Uber had “a significant inequality of bargaining power” in the relationship and had taken unfair advantage of its workers with terms that brazenly favoured itself
In another decision where concerns of unconscionability abounded, the Superior Court allowed Joe Swampillai to sue his former employer and its benefits administrator for long-term disability benefits — even though he had ostensibly signed away this right when his employment ended.
Swampillai worked in the mailroom for Royal & Sun Alliance Insurance until stricken by a degenerative disc disease, he was no longer able to perform this work. He began receiving short-term and then long-term disability (LTD) benefits through the policy administrator, Sun Life.
After two years, Sun Life informed Swampillai that his LTD benefits would cease. He appealed the decision but, in the midst of his appeal, his employment was terminated. He was presented with a time-sensitive severance offer that included a release, which he signed. Refusing to sign meant he would have received nothing more than his minimum ESA entitlements.
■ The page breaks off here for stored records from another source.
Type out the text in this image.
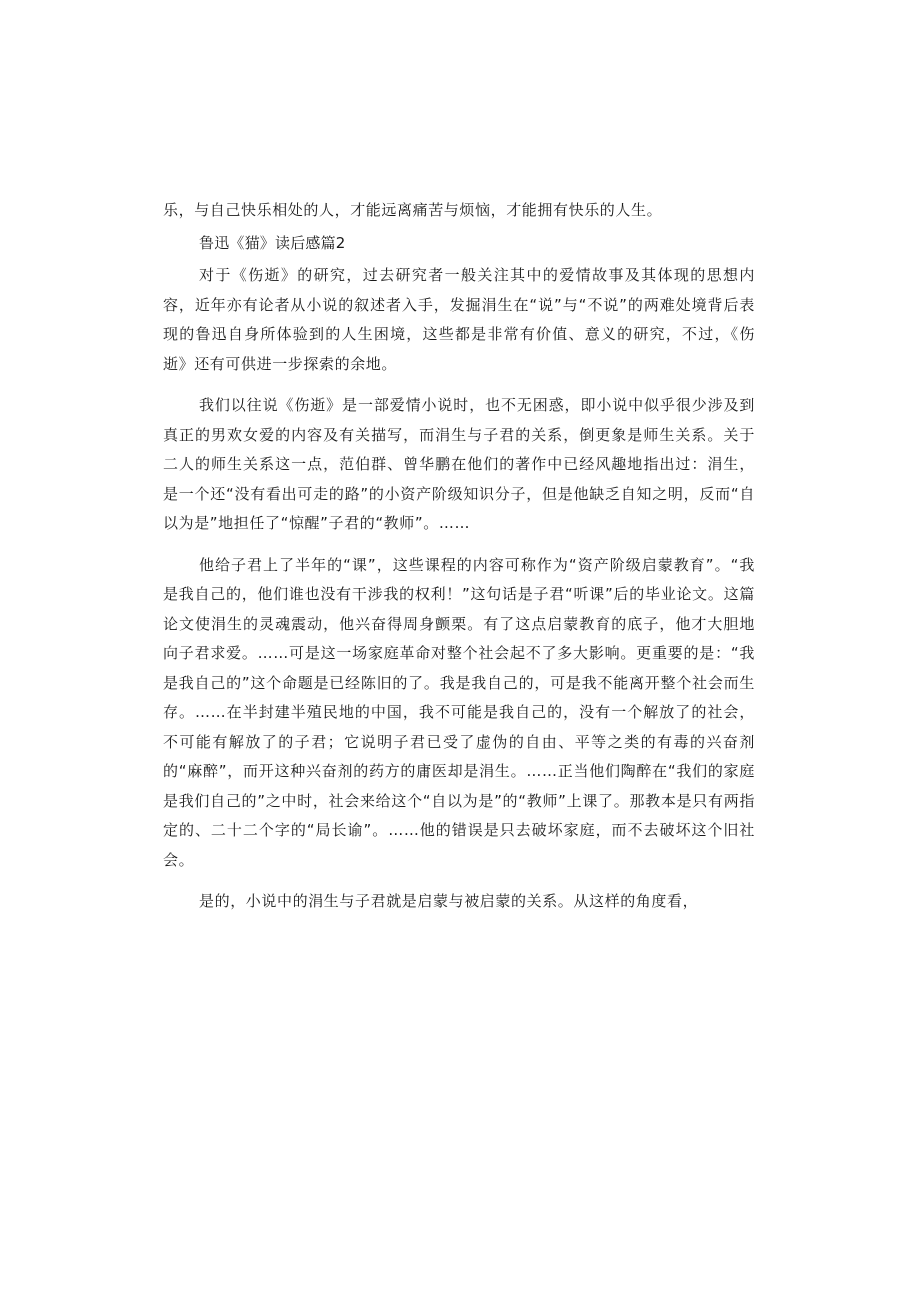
乐，与自己快乐相处的人，才能远离痛苦与烦恼，才能拥有快乐的人生。

鲁迅《猫》读后感篇2

对于《伤逝》的研究，过去研究者一般关注其中的爱情故事及其体现的思想内容，近年亦有论者从小说的叙述者入手，发掘涓生在“说”与“不说”的两难处境背后表现的鲁迅自身所体验到的人生困境，这些都是非常有价值、意义的研究，不过，《伤逝》还有可供进一步探索的余地。

我们以往说《伤逝》是一部爱情小说时，也不无困惑，即小说中似乎很少涉及到真正的男欢女爱的内容及有关描写，而涓生与子君的关系，倒更象是师生关系。关于二人的师生关系这一点，范伯群、曾华鹏在他们的著作中已经风趣地指出过：涓生，是一个还“没有看出可走的路”的小资产阶级知识分子，但是他缺乏自知之明，反而“自以为是”地担任了“惊醒”子君的“教师”。……

他给子君上了半年的“课”，这些课程的内容可称作为“资产阶级启蒙教育”。“我是我自己的，他们谁也没有干涉我的权利！”这句话是子君“听课”后的毕业论文。这篇论文使涓生的灵魂震动，他兴奋得周身颤栗。有了这点启蒙教育的底子，他才大胆地向子君求爱。……可是这一场家庭革命对整个社会起不了多大影响。更重要的是：“我是我自己的”这个命题是已经陈旧的了。我是我自己的，可是我不能离开整个社会而生存。……在半封建半殖民地的中国，我不可能是我自己的，没有一个解放了的社会，不可能有解放了的子君；它说明子君已受了虚伪的自由、平等之类的有毒的兴奋剂的“麻醉”，而开这种兴奋剂的药方的庸医却是涓生。……正当他们陶醉在“我们的家庭是我们自己的”之中时，社会来给这个“自以为是”的“教师”上课了。那教本是只有两指定的、二十二个字的“局长谕”。……他的错误是只去破坏家庭，而不去破坏这个旧社会。

是的，小说中的涓生与子君就是启蒙与被启蒙的关系。从这样的角度看，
When Swampillai sued both Royal and Sun Life, the two defendants brandished the signed release and moved to have the case dismissed. But the motions judge found the release was unconscionable and refused to dismiss the claim.
Key to this determination was that Swampillai was actively appealing Sun Life’s decision, and the employer was aware of this (Sun Life, per the policy, handled all benefits claims itself). However, the severance offer did not mention Sun Life, nor did it say that Swampillai would be required to abandon his appeal if he accepted the offer. He thought it only dealt with his severance and notice payments, and his employer did not disabuse him of that misunderstanding.
The court found that the LTD claim was substantial, and it was grossly unfair for the employer to require this claim be abandoned without offering additional payment or even raising the matter with him.
Swampillai was also in precarious financial straits due to his loss of benefits coupled with the time-sensitive nature of the severance offer. His vulnerability was “extraordinary,” and it created an “overwhelming” imbalance of power that the employer improperly exploited.
The release was set aside and Swampillai was allowed to proceed with his claim.
Employers cannot be cavalier when drafting employment contracts and releases or in having them signed.
Although these cases present different facts, there are clear common lessons for employers.
Employers cannot be cavalier when drafting employment contracts and releases or in having them signed. This is especially so for larger companies, who wield bargaining power far superior to that of their individual employees.
Canadian courts have long held that employees are inherently vulnerable vis-à-vis their employer. Therefore, employers must scrupulously avoid even the impression that they are taking an unfair advantage. This is most essential when deciding to terminate an employee, as this is when courts have said the employee is at his or her most vulnerable.
The Uber case reminds employers they must not insist on terms that deny employees their basic legal protections. Contracting out of the ESA is always impermissible.
The Swampillai case shows that employers should be attentive to the employee’s particular situation when negotiating releases. Employers should use the utmost care to draft a release specifically tailored to the employee; releases that are overbroad, plagued by omission or where its impact is not made clear, may not stand up to scrutiny.
Both cases illustrate that courts will not hesitate to punish employers who fail to act accordingly.